Like most finance companies, Green Tree - later renamed Conseco Finance - funded its lending activities in part by packaging its loans and selling them to investors as securities. Gain-on-sale accounting allowed Conseco to book future expected profits on those securities as current income - which turbocharged its reported earnings but forced the company to originate a steady stream of loans for securitization in order to produce more income. After acquiring Green Tree, Conseco accelerated the unit's loan volume and funded that growth through borrowings from a consortium of commercial banks. Over a two-year stretch beginning in mid-1998, Conseco borrowed $4 billion to fund the finance unit's growth.

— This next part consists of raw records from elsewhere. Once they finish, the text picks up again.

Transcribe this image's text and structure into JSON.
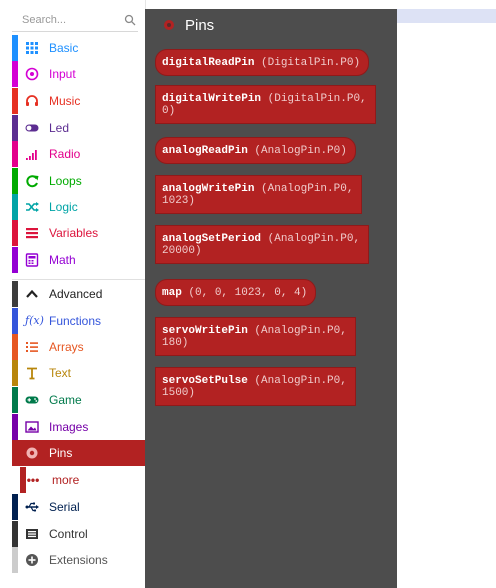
{
  "search": {
    "placeholder": "Search..."
  },
  "categories": [
    {
      "id": "basic",
      "label": "Basic",
      "icon": "grid-icon",
      "color": "#1e90ff"
    },
    {
      "id": "input",
      "label": "Input",
      "icon": "target-icon",
      "color": "#d400d4"
    },
    {
      "id": "music",
      "label": "Music",
      "icon": "headphones-icon",
      "color": "#e63022"
    },
    {
      "id": "led",
      "label": "Led",
      "icon": "toggle-icon",
      "color": "#5c2d91"
    },
    {
      "id": "radio",
      "label": "Radio",
      "icon": "signal-bars-icon",
      "color": "#e3008c"
    },
    {
      "id": "loops",
      "label": "Loops",
      "icon": "refresh-icon",
      "color": "#00aa00"
    },
    {
      "id": "logic",
      "label": "Logic",
      "icon": "shuffle-icon",
      "color": "#00a4a6"
    },
    {
      "id": "variables",
      "label": "Variables",
      "icon": "list-icon",
      "color": "#dc143c"
    },
    {
      "id": "math",
      "label": "Math",
      "icon": "calculator-icon",
      "color": "#9400d3"
    },
    {
      "id": "advanced",
      "label": "Advanced",
      "icon": "chevron-up-icon",
      "color": "#3c3c3c"
    },
    {
      "id": "functions",
      "label": "Functions",
      "icon": "function-icon",
      "color": "#3455db"
    },
    {
      "id": "arrays",
      "label": "Arrays",
      "icon": "list-ordered-icon",
      "color": "#e65722"
    },
    {
      "id": "text",
      "label": "Text",
      "icon": "text-cursor-icon",
      "color": "#b8860b"
    },
    {
      "id": "game",
      "label": "Game",
      "icon": "gamepad-icon",
      "color": "#007a4b"
    },
    {
      "id": "images",
      "label": "Images",
      "icon": "image-icon",
      "color": "#7600a8"
    },
    {
      "id": "pins",
      "label": "Pins",
      "icon": "pin-circle-icon",
      "color": "#b22222",
      "selected": true
    },
    {
      "id": "serial",
      "label": "Serial",
      "icon": "usb-icon",
      "color": "#002050"
    },
    {
      "id": "control",
      "label": "Control",
      "icon": "chip-icon",
      "color": "#333333"
    },
    {
      "id": "extensions",
      "label": "Extensions",
      "icon": "plus-circle-icon",
      "color": "#cccccc"
    }
  ],
  "subcategory": {
    "label": "more",
    "icon": "dots-icon",
    "color": "#b22222"
  },
  "flyout": {
    "title": "Pins",
    "blocks": [
      {
        "fn": "digitalReadPin",
        "args": " (DigitalPin.P0)",
        "shape": "rounded"
      },
      {
        "fn": "digitalWritePin",
        "args_line1": " (DigitalPin.P0,",
        "args_line2": "0)",
        "shape": "square"
      },
      {
        "fn": "analogReadPin",
        "args": " (AnalogPin.P0)",
        "shape": "rounded"
      },
      {
        "fn": "analogWritePin",
        "args_line1": " (AnalogPin.P0,",
        "args_line2": "1023)",
        "shape": "square"
      },
      {
        "fn": "analogSetPeriod",
        "args_line1": " (AnalogPin.P0,",
        "args_line2": "20000)",
        "shape": "square"
      },
      {
        "fn": "map",
        "args": " (0, 0, 1023, 0, 4)",
        "shape": "rounded"
      },
      {
        "fn": "servoWritePin",
        "args_line1": " (AnalogPin.P0,",
        "args_line2": "180)",
        "shape": "square"
      },
      {
        "fn": "servoSetPulse",
        "args_line1": " (AnalogPin.P0,",
        "args_line2": "1500)",
        "shape": "square"
      }
    ]
  }
}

Disaster struck in late 1998, when shock waves from the Russian bond default reverberated through the global financial system and led to a virtual meltdown of the securitization market for subprime loans, temporarily shutting off an important funding source. Then, in early 2000, Conseco was forced to restate its 1999 earnings when the loss experience on its securitized mobile home loans turned out to be worse than expected and it had to make a large accounting adjustment. The company eventually abandoned gain-on-sale accounting in September 2000.

Investor alarm over the earnings debacle, combined with Conseco's growing debt burden, knocked the company's stock from $50 a share to as low as $5, although it has since recovered to around $15. When it became obvious that investors had lost all confidence in founder and former CEO Stephen Hilbert and former CFO Rollin Dick, the pair resigned.